I’ve been monitoring the problematic node and now it is constantly resetting / restarting the used space value in the dashboard…
checking the recent log entires - it shows a lot of these errors…
I have restarted the node - but in that time - it keeps dropping that used pace to zero then tries to build it up… currently showing 29.07MB after 1h23m uptime…
Any help appreciated (note - only this node - others are fine)
These errors are a consequence of not updated databases.
If the storagenode service/container is crashing, you need to figure out why and fix the issue.
Search for FATAL and Unrecoverable errors in your logs, they may explain the reason for the crash.
You responded “not necessarily” to my question for posting the logs.
This is what I found when I searched the log for FATAL. I do not know how to output from the log anything with FATAL, so that was just using the find feature and I copied the log entry line.
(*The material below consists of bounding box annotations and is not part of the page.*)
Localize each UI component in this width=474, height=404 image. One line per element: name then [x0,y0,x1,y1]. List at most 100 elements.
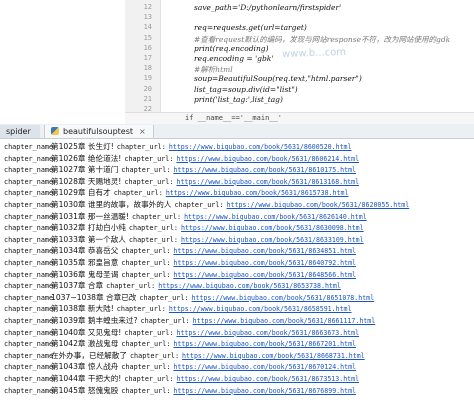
line-number: 12 [143,3,152,11]
chapter-url-link[interactable]: https://www.biqubao.com/book/5631/864856… [173,271,356,279]
chapter-url-label: chapter_url: [129,351,180,360]
chapter-name-label: chapter_name [4,351,54,360]
chapter-url-link[interactable]: https://www.biqubao.com/book/5631/866720… [173,340,356,348]
chapter-url-label: chapter_url: [121,166,171,175]
chapter-title: 第1037章 合章 [51,281,104,291]
chapter-title: 第1033章 第一个敌人 [51,234,126,244]
line-number: 15 [143,33,152,42]
chapter-url-link[interactable]: https://www.biqubao.com/book/5631/860621… [176,155,359,163]
console-row: chapter_name第1033章 第一个敌人 chapter_url: http… [4,234,364,246]
chapter-name-label: chapter_name [4,317,54,325]
console-row: chapter_name第1030章 谁里的故事，故事外的人 chapter_ur… [4,199,409,211]
chapter-name-label: chapter_name [4,247,54,256]
chapter-name-label: chapter_name [4,293,54,302]
chapter-url-link[interactable]: https://www.biqubao.com/book/5631/867012… [173,363,356,371]
console-row: chapter_name第1043章 惊人战舟 chapter_url: https… [4,361,356,373]
chapter-url-label: chapter_url: [121,259,171,267]
chapter-name-label: chapter_name [4,201,54,209]
chapter-name-label: chapter_name [4,270,54,279]
chapter-url-link[interactable]: https://www.biqubao.com/book/5631/862005… [227,201,410,209]
chapter-url-link[interactable]: https://www.biqubao.com/book/5631/867689… [173,387,356,395]
chapter-title: 第1027章 第十道门 [51,165,119,175]
chapter-url-link[interactable]: https://www.biqubao.com/book/5631/863310… [181,236,364,244]
chapter-title: 第1044章 干把大的! [51,374,122,383]
console-row: chapter_name第1034章 恭喜岳父 chapter_url: https… [4,245,356,257]
code-line: soup=BeautifulSoup(req.text,"html.parser… [194,74,362,84]
chapter-name-label: chapter_name [4,375,54,383]
tab-beautifulsouptest[interactable]: beautifulsouptest × [44,125,154,138]
tab-spider[interactable]: spider [0,125,40,138]
chapter-url-link[interactable]: https://www.biqubao.com/book/5631/861316… [176,178,359,186]
chapter-title: 第1025章 长生灯! [51,142,114,151]
code-line: print(req.encoding) [194,43,269,53]
chapter-name-label: chapter_name [4,154,54,163]
chapter-url-link[interactable]: https://www.biqubao.com/book/5631/866873… [182,352,365,360]
chapter-url-link[interactable]: https://www.biqubao.com/book/5631/866367… [176,329,359,337]
chapter-title: 第1034章 恭喜岳父 [51,246,119,256]
run-console-output[interactable]: chapter_name第1025章 长生灯! chapter_url: https… [0,140,474,404]
tab-label: spider [6,127,31,136]
chapter-url-label: chapter_url: [116,305,166,314]
chapter-name-label: chapter_name [4,259,54,267]
chapter-name-label: chapter_name [4,235,54,244]
chapter-url-link[interactable]: https://www.biqubao.com/book/5631/862614… [184,213,367,221]
console-row: chapter_name第1036章 鬼母圣谒 chapter_url: https… [4,269,356,281]
line-number: 21 [143,94,152,103]
chapter-title: 第1036章 鬼母圣谒 [51,269,119,279]
console-row: chapter_name第1044章 干把大的! chapter_url: http… [4,373,359,385]
chapter-name-label: chapter_name [4,363,54,372]
console-row: chapter_name第1029章 自有才 chapter_url: https:… [4,187,348,199]
chapter-title: 第1040章 又见鬼母! [51,327,122,337]
chapter-name-label: chapter_name [4,340,54,349]
console-row: chapter_name第1025章 长生灯! chapter_url: https… [4,141,352,153]
chapter-url-link[interactable]: https://www.biqubao.com/book/5631/863009… [181,224,364,232]
chapter-url-label: chapter_url: [139,293,189,302]
chapter-url-label: chapter_url: [124,328,174,337]
chapter-url-link[interactable]: https://www.biqubao.com/book/5631/863485… [173,247,356,255]
tab-label: beautifulsouptest [63,127,134,136]
chapter-url-label: chapter_url: [116,143,166,151]
chapter-name-label: chapter_name [4,143,54,151]
line-number: 18 [143,64,152,73]
chapter-title: 第1038章 新大陆! [51,304,114,314]
chapter-title: 第1031章 那一丝温暖! [51,211,129,221]
chapter-url-label: chapter_url: [113,189,163,198]
chapter-url-link[interactable]: https://www.biqubao.com/book/5631/865859… [169,305,352,313]
chapter-url-link[interactable]: https://www.biqubao.com/book/5631/867351… [176,375,359,383]
close-icon[interactable]: × [139,127,146,136]
chapter-url-link[interactable]: https://www.biqubao.com/book/5631/866111… [193,317,376,325]
chapter-name-label: chapter_name [4,224,54,233]
code-line: save_path='D:/pythonlearn/firstspider' [194,3,342,12]
chapter-url-label: chapter_url: [121,247,171,256]
chapter-url-link[interactable]: https://www.biqubao.com/book/5631/864079… [173,259,356,267]
python-file-icon [51,127,59,135]
chapter-url-link[interactable]: https://www.biqubao.com/book/5631/861573… [166,189,349,197]
chapter-name-label: chapter_name [4,212,54,221]
chapter-url-link[interactable]: https://www.biqubao.com/book/5631/865107… [192,294,375,302]
chapter-url-link[interactable]: https://www.biqubao.com/book/5631/860052… [169,143,352,151]
chapter-name-label: chapter_name [4,189,54,198]
chapter-url-label: chapter_url: [124,154,174,163]
line-number: 17 [143,54,152,62]
line-number: 19 [143,74,152,83]
chapter-name-label: chapter_name [4,328,54,337]
chapter-title: 第1029章 自有才 [51,188,111,198]
chapter-url-label: chapter_url: [140,317,190,325]
chapter-url-label: chapter_url: [124,375,174,383]
chapter-url-label: chapter_url: [128,235,179,244]
console-row: chapter_name在外办事，已经解散了 chapter_url: https:… [4,350,365,362]
chapter-title: 第1035章 邪皇旨意 [51,258,119,267]
chapter-title: 第1039章 鹅丰蝗虫来过? [51,316,138,325]
chapter-url-label: chapter_url: [121,386,171,395]
code-line: print('list_tag:',list_tag) [194,94,283,104]
chapter-title: 第1028章 天赐地灵! [51,176,122,186]
breadcrumb[interactable]: if __name__=='__main__' [125,112,474,124]
code-editor[interactable]: 12 13 14 15 16 17 18 19 20 21 22 save_path='D:/pyt… [0,0,474,120]
chapter-url-link[interactable]: https://www.biqubao.com/book/5631/861017… [173,166,356,174]
chapter-url-label: chapter_url: [121,363,171,372]
chapter-url-label: chapter_url: [124,177,174,186]
chapter-url-label: chapter_url: [121,340,171,349]
line-number: 13 [143,13,152,22]
chapter-url-link[interactable]: https://www.biqubao.com/book/5631/865373… [158,282,341,290]
console-row: chapter_name1037~1038章 合章已改 chapter_url: h… [4,292,374,304]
2024-07-16T20:05:47-04:00 FATAL Unrecoverable error {"error": "piecestore monitor: timed out after 1m0s while verifying writability of storage directory", "errorVerbose": "piecestore monitor: timed out after 1m0s while verifying writability of storage directory\n\tstorj.io/storj/storagenode/monitor.(*Service).Run.func2.1:175\n\tstorj.io/common/sync2.(*Cycle).Run:160\n\tstorj.io/storj/storagenode/monitor.(*Service).Run.func2:164\n\tgolang.org/x/sync/errgroup.(*Group).Go.func1:78"}
This error requires to optimize the filesystem, if you already did so, but still get this error, seems your disk subsystem just slow. You may increase a timeout for this check to do not crash your node, with a some drawbacks, of course:
You could increase it by 30s seconds until the node would not stop to crash.
However, if you would be forced to increase it more than 5m0s (by the way, please check, what exact check it’s failed - the writeable or a readable?), then you likely have a bigger problem with this disk, maybe it’s dying. And also you would need to increase a writeable check interval too (it’s 5m0s by default).
Since you increasing it on 30s, to have 1m30s, then you do not need to increase the writeable check interval (it’s 5m0s by default, which is less than 1m30s).